Roma, 07 March 1908 – Roma, 26 September 1973.
How come you always insist on introducing me as if I were some kind of Electra, introvert, lonely and disillusioned? How many times do I have to tell you that I’m as happy as can be, that I laugh and jest, that being Anna Magnani amuses me so very much.
And why are you surprised that my house is tastefully furnished and filled with books? How many times do I have to explain that I wasn’t picked off the street, that I went to high school and studied piano for eight years and attended drama school?
The best school for an actor is the stage. It takes courage to start as an extra, with small roles, from the bottom step of the ladder. I’m certain that for many of those who wish to pursue acting, the results would soon become clear if they did this invaluable apprenticeship. The truth is that today nobody wants to start by accepting low-paid jobs and following the most painful and ungrateful course, doing it the hard way. And yet it’s the only way. Everything else, including drama schools, leads nowhere and gives poor results.
I’m not, by occupation, an actress, I can only work well when I have the freedom to do what I want, like a writer when writing, or a painter when painting, because I cannot obey the technique, I need to invent, to create. And then I'm fed up with the eternal roles of woman of the people, shouty and hysterical.
I’m not the type of actress who just sits there like an object, who allows herself to be moved around like a glass on a table, or used as if she were a puppet or a robot. They can’t just tell me: Look to the right, move your arm, make a funny face. I want to be aware of everything I’m doing, I want to contribute to creating my character. I have something to say. I worked better with Rossellini than with any other director. Whenever he worked on a scene it always turned out as I would have shot if I’d been in his place. It was a formidable experience, a miracle. He materialized what I had in mind.
Rome, Open City (by Roberto Rossellini) was the most important film of my life. There was no rehearsing of the death scene. With Rossellini nothing was ever rehearsed or repeated: you just started filming, that's all. He knew that once the environment was right, I would suddenly click. During the search scene, when I went out through the front door, I suddenly saw things I’d seen before ... I went straight back to the times when the Germans were taking young lads by force off the streets of Rome. Because there were real people (in the film) lined up with their backs against the walls. And the Germans were real Germans, straight out of a prison camp. All of a sudden I wasn’t me anymore, you know? I mean, I was the character. Yes, Rossellini had done a marvelous job preparing that street. The women went pale when they heard the Nazis talking to each another again. And this has filled me with a sense of anguish that I managed to convey on the screen. It was terrible. Whoever would have expected to feel so deeply about it? And as I say, that system worked for me.

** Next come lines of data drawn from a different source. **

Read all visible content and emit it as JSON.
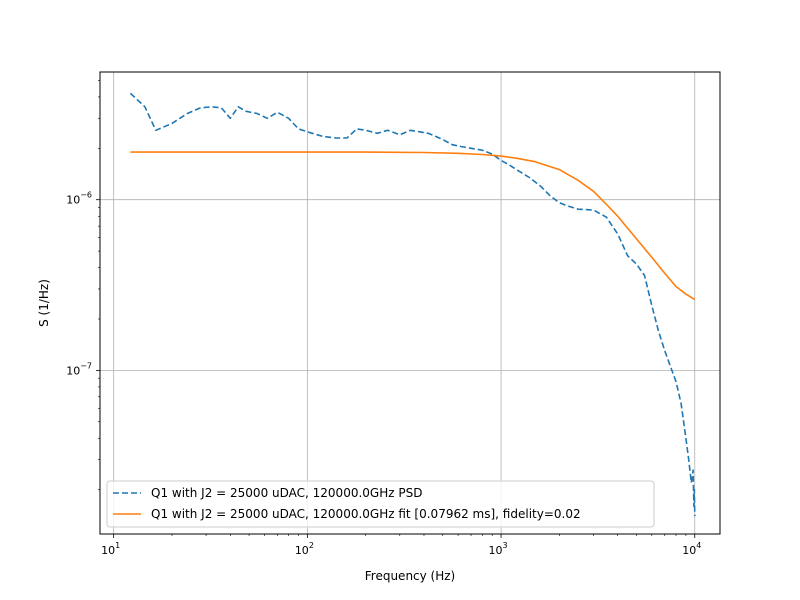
{
  "chart_data": {
    "type": "line",
    "xlabel": "Frequency (Hz)",
    "ylabel": "S (1/Hz)",
    "x_scale": "log",
    "y_scale": "log",
    "xlim": [
      8.5,
      13500
    ],
    "ylim": [
      1.1e-08,
      5.6e-06
    ],
    "grid": true,
    "legend_position": "lower-left",
    "x_ticks": [
      {
        "value": 10,
        "base": "10",
        "exp": "1"
      },
      {
        "value": 100,
        "base": "10",
        "exp": "2"
      },
      {
        "value": 1000,
        "base": "10",
        "exp": "3"
      },
      {
        "value": 10000,
        "base": "10",
        "exp": "4"
      }
    ],
    "y_ticks": [
      {
        "value": 1e-06,
        "base": "10",
        "exp": "−6"
      },
      {
        "value": 1e-07,
        "base": "10",
        "exp": "−7"
      }
    ],
    "series": [
      {
        "name": "Q1 with J2 = 25000 uDAC, 120000.0GHz PSD",
        "color": "#1f77b4",
        "style": "dashed",
        "x": [
          12.2,
          14.5,
          16.5,
          20,
          24,
          28,
          32,
          36,
          40,
          44,
          48,
          55,
          62,
          70,
          80,
          90,
          100,
          120,
          140,
          160,
          180,
          200,
          230,
          260,
          300,
          340,
          380,
          420,
          460,
          500,
          560,
          620,
          700,
          800,
          900,
          1000,
          1100,
          1200,
          1400,
          1600,
          1800,
          2000,
          2200,
          2500,
          3000,
          3500,
          4000,
          4500,
          5000,
          5500,
          6000,
          6500,
          7000,
          7500,
          8000,
          8500,
          9000,
          9300,
          9600,
          9800,
          9900,
          9950,
          10000
        ],
        "y": [
          4.2e-06,
          3.5e-06,
          2.55e-06,
          2.8e-06,
          3.2e-06,
          3.45e-06,
          3.5e-06,
          3.45e-06,
          3e-06,
          3.5e-06,
          3.3e-06,
          3.2e-06,
          3e-06,
          3.25e-06,
          3e-06,
          2.6e-06,
          2.5e-06,
          2.35e-06,
          2.3e-06,
          2.3e-06,
          2.6e-06,
          2.55e-06,
          2.45e-06,
          2.55e-06,
          2.4e-06,
          2.55e-06,
          2.5e-06,
          2.45e-06,
          2.35e-06,
          2.25e-06,
          2.1e-06,
          2.05e-06,
          2e-06,
          1.95e-06,
          1.85e-06,
          1.7e-06,
          1.6e-06,
          1.5e-06,
          1.35e-06,
          1.2e-06,
          1.05e-06,
          9.6e-07,
          9.2e-07,
          8.8e-07,
          8.7e-07,
          7.9e-07,
          6.3e-07,
          4.7e-07,
          4.2e-07,
          3.6e-07,
          2.4e-07,
          1.7e-07,
          1.3e-07,
          1.05e-07,
          8.6e-08,
          6.4e-08,
          4e-08,
          3e-08,
          2.2e-08,
          2.6e-08,
          1.6e-08,
          2e-08,
          1.4e-08
        ]
      },
      {
        "name": "Q1 with J2 = 25000 uDAC, 120000.0GHz fit [0.07962 ms], fidelity=0.02",
        "color": "#ff7f0e",
        "style": "solid",
        "x": [
          12.2,
          20,
          50,
          100,
          200,
          400,
          600,
          800,
          1000,
          1200,
          1500,
          2000,
          2500,
          3000,
          3500,
          4000,
          5000,
          6000,
          7000,
          8000,
          9000,
          10000
        ],
        "y": [
          1.9e-06,
          1.9e-06,
          1.9e-06,
          1.9e-06,
          1.9e-06,
          1.89e-06,
          1.87e-06,
          1.84e-06,
          1.8e-06,
          1.75e-06,
          1.67e-06,
          1.5e-06,
          1.3e-06,
          1.12e-06,
          9.4e-07,
          8e-07,
          5.9e-07,
          4.6e-07,
          3.7e-07,
          3.1e-07,
          2.8e-07,
          2.6e-07
        ]
      }
    ]
  }
}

I loved Anna, so full of passion, vitality and a spirit so alive and caustic. Before becoming a movie star, with Rome, Open City, she had been a great theater and vaudeville actress, and her simple presence charmed everyone. Our relationship was violent, like everything else she did (...) when she filmed the fall scene, in Rome, Open City, she just fell as you do, without prudence, and was injured. She gave herself to what she did with total availability and here laid her extraordinary strength.